An inmate in an Abbotsford prison has lost his court case in which he claimed his charter rights were breached when his computer and recreation times were reduced during the COVID-19 pandemic.
Tanzirul Alam is serving a 12-year sentence (reduced to eight years and eight months after credit for time served) at Matsqui Institution. He was convicted in 2017 in Calgary of 17 charges – including luring, sexual assault and making/possessing child pornography – related to three teen girls.
His civil lawsuit against Matsqui Institution and the Attorney General of Canada stated that, before the pandemic, all inmates could access computers for four hours each weekday and 9.5 hours on each weekend day.
The documents state that at the start of the pandemic, inmates were locked down and computer access was limited to 90 minutes per day.
If an inmate wanted to use a computer, the only time available was the 90 minutes that would otherwise be slotted for recreation, the lawsuit stated.
Alam said he required more computer time than was permitted because he had several legal matters in progress (not related to his conviction or an appeal).

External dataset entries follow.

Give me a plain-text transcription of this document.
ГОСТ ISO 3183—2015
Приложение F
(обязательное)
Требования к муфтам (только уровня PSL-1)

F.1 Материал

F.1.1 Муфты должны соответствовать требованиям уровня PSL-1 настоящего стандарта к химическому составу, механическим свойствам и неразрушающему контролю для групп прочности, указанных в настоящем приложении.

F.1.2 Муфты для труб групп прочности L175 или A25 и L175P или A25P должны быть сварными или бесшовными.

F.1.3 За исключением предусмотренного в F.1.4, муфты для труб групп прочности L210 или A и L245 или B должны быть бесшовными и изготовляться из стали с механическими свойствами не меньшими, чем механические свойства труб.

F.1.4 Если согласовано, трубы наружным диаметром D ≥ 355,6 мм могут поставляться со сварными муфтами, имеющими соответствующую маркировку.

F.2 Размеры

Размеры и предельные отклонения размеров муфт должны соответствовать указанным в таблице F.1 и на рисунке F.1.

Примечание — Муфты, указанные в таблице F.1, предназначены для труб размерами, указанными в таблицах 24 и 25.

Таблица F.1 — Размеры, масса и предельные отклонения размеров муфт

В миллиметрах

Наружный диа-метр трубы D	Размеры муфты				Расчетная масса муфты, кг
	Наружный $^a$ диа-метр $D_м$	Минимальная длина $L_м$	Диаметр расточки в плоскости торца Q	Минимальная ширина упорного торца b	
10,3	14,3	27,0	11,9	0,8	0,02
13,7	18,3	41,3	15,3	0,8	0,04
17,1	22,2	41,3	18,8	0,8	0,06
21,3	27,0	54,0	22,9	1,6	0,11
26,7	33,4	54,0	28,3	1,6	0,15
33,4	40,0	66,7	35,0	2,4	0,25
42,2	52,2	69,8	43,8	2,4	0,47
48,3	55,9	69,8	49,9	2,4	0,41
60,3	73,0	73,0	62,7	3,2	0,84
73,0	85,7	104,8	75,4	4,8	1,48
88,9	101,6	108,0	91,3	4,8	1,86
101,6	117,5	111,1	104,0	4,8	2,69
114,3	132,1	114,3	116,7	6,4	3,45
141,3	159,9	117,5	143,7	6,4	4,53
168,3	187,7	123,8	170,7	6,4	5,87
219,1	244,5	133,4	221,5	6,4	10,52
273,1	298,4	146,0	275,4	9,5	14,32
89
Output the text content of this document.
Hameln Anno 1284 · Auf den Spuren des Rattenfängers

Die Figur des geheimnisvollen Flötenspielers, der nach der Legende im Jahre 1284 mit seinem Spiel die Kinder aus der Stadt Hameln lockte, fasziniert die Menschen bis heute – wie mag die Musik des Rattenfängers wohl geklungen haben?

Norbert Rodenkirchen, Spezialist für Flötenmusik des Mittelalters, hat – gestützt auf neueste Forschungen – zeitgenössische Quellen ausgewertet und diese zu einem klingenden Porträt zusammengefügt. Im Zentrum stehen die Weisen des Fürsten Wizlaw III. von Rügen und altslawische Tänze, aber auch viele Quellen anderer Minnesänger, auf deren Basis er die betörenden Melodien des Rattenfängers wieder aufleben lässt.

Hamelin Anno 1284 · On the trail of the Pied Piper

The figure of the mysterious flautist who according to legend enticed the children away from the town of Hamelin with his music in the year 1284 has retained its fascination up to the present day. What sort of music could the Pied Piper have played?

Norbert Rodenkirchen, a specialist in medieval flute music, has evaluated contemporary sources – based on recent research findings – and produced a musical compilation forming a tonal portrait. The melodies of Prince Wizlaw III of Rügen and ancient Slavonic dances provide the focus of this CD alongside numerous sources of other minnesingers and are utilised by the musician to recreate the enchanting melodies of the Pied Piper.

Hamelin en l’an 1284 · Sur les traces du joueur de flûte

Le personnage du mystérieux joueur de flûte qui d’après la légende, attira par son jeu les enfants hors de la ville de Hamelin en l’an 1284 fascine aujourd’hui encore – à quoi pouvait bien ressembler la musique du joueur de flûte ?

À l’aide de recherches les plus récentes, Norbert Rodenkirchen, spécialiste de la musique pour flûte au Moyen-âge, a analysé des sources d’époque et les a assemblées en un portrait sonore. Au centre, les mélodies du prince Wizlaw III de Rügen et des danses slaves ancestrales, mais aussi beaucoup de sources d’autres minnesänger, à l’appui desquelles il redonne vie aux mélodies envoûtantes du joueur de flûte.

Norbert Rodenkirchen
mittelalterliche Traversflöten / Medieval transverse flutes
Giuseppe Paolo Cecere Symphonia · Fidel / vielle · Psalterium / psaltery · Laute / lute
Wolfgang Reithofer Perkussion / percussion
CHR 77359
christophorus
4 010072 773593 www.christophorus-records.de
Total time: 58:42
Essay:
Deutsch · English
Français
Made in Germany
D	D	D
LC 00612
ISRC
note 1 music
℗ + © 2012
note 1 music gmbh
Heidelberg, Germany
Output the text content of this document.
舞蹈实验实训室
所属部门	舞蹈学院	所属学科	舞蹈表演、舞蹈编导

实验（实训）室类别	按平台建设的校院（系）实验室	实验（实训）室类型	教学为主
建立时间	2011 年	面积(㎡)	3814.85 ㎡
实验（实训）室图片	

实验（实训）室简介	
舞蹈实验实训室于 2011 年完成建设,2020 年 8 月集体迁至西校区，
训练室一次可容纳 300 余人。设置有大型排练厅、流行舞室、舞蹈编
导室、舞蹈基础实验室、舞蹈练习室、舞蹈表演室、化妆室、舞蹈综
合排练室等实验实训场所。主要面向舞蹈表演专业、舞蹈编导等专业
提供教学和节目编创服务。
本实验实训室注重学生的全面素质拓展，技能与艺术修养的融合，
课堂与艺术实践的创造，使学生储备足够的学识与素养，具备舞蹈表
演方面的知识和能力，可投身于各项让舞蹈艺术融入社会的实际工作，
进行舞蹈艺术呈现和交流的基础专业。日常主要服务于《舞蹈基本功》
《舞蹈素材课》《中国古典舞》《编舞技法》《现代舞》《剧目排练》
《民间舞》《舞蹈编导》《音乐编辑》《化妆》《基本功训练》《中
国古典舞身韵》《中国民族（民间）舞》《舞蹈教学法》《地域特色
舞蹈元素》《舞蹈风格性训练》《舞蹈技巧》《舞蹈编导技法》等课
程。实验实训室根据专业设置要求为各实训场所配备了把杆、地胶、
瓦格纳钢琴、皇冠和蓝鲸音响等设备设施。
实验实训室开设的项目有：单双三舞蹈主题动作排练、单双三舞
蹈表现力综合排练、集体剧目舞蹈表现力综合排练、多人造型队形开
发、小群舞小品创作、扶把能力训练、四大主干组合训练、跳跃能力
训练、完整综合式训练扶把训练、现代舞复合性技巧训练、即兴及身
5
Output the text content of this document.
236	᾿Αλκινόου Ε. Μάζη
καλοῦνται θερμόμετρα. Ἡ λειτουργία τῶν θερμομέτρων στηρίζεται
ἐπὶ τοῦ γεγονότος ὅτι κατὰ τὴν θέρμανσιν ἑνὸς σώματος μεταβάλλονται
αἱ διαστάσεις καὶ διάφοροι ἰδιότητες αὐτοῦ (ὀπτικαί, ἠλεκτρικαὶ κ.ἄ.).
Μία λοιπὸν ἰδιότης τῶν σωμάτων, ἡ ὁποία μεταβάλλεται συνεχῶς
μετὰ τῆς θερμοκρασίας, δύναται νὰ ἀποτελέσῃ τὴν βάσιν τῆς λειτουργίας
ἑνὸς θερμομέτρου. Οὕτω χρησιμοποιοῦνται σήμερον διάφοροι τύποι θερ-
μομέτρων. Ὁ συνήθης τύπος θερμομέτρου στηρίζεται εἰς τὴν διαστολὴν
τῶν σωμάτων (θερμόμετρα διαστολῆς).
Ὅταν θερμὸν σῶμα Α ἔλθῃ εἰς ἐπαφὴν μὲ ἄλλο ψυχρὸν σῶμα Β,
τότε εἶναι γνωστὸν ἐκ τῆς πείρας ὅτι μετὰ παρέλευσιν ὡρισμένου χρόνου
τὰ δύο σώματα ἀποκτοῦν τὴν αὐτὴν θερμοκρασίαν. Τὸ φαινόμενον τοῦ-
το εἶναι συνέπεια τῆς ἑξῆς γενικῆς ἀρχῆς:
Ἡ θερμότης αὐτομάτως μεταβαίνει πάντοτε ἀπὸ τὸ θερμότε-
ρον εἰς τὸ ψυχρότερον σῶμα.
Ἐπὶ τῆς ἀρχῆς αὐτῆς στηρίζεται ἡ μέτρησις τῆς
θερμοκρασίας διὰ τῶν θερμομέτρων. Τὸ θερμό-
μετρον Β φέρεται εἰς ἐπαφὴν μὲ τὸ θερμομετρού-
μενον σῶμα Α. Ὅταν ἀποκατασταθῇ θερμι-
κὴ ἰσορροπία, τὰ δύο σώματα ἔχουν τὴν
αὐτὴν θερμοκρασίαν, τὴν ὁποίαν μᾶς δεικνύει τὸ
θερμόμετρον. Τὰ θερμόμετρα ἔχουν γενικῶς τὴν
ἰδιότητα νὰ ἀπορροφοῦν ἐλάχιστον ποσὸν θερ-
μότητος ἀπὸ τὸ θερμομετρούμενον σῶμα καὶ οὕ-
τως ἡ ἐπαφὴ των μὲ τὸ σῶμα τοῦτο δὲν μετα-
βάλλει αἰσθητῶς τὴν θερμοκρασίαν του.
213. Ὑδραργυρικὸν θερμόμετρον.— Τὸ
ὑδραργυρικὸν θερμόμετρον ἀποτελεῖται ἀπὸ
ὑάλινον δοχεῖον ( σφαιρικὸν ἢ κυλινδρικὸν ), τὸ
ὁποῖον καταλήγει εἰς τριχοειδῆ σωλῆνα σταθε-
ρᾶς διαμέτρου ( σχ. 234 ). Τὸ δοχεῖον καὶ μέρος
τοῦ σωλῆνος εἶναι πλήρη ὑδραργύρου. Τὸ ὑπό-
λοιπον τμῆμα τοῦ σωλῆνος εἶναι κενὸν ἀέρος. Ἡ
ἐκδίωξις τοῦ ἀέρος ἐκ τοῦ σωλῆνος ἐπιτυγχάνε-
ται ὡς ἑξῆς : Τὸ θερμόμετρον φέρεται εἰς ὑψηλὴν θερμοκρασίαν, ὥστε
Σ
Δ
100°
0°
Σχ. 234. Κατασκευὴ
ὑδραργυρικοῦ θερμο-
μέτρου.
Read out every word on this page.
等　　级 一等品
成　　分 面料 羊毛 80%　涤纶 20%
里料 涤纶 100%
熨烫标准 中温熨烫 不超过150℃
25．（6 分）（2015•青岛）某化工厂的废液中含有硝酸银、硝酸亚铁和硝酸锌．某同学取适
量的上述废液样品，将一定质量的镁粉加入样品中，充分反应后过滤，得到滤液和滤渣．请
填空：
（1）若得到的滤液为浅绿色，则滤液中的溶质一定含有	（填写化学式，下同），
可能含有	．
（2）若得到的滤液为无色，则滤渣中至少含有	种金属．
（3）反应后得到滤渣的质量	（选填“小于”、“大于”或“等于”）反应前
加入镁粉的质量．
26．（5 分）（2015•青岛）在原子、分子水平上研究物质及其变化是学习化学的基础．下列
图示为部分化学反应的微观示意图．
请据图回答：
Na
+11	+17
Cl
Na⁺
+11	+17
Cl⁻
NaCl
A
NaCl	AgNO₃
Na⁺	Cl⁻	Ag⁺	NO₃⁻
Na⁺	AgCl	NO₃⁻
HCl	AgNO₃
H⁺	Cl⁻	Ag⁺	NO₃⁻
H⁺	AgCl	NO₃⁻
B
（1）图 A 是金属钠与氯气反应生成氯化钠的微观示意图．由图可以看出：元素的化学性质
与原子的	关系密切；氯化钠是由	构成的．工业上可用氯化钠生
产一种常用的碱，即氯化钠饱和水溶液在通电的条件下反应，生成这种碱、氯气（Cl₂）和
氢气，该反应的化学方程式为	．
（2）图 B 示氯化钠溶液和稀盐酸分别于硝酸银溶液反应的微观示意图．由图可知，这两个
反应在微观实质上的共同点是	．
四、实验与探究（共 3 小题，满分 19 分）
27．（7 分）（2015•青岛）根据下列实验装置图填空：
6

He said his access to computers was more restrictive than other inmates and “constituted a significant deprivation of his residual liberty.”
Alam filed a grievance with the prison in May 2021, and was provided with a response from the warden in July 2021, stating that Alam had the same access to computers as all the other inmates.
Alam then filed his lawsuit in December 2021, alleging that the actions of Correctional Service Canada (CSC) were “arbitrary, grossly disproportionate, overbroad, procedurally unfair and discriminatory” and resulted in a “substantial change in the conditions of his confinement.”
He sought an order for CSC to provide him with a computer so he could prepare his legal documents, an order to provide him with at least 90 minutes of recreation time every day and $300 in costs.
He also sought several declarations from CSC, including that the agency breached his charter rights and contravened sections of the Corrections and Conditional Release Act.
Lawyers for the respondents stated that the lawsuit should be dismissed because it was “frivolous,” “fundamentally defective” and “improperly brought.”
“The Attorney General submits that the computer restrictions resulted from an administrative decision that did not affect Mr. Alam’s residual liberty interests, let alone ‘substantially,’ ” the court documents state.
The documents state that since Alam filed his lawsuit, computer access at the prison has been increased and there is now a computer in the unit where Alam is housed with 80 other inmates.
Justice Alan Ross ruled on July 5 in B.C. Supreme Court in Vancouver that Alam’s lawsuit should be dismissed because his complaints did not fall into the scope of “habeas corpus” – to determine whether a person’s imprisonment or detention is lawful – as would be required for the matter to proceed at the superior court level.
Rather, Alam should have instead filed an appeal of his initial grievance, Ross said.
“Instead, he sought to reformulate his argument to attempt to fit it within the limited scope of habeas corpus. In my opinion, that attempt was ill-conceived at best and frivolous at worst,” Ross said.
He also ruled that Alam should pay $1,000 in costs to the respondents.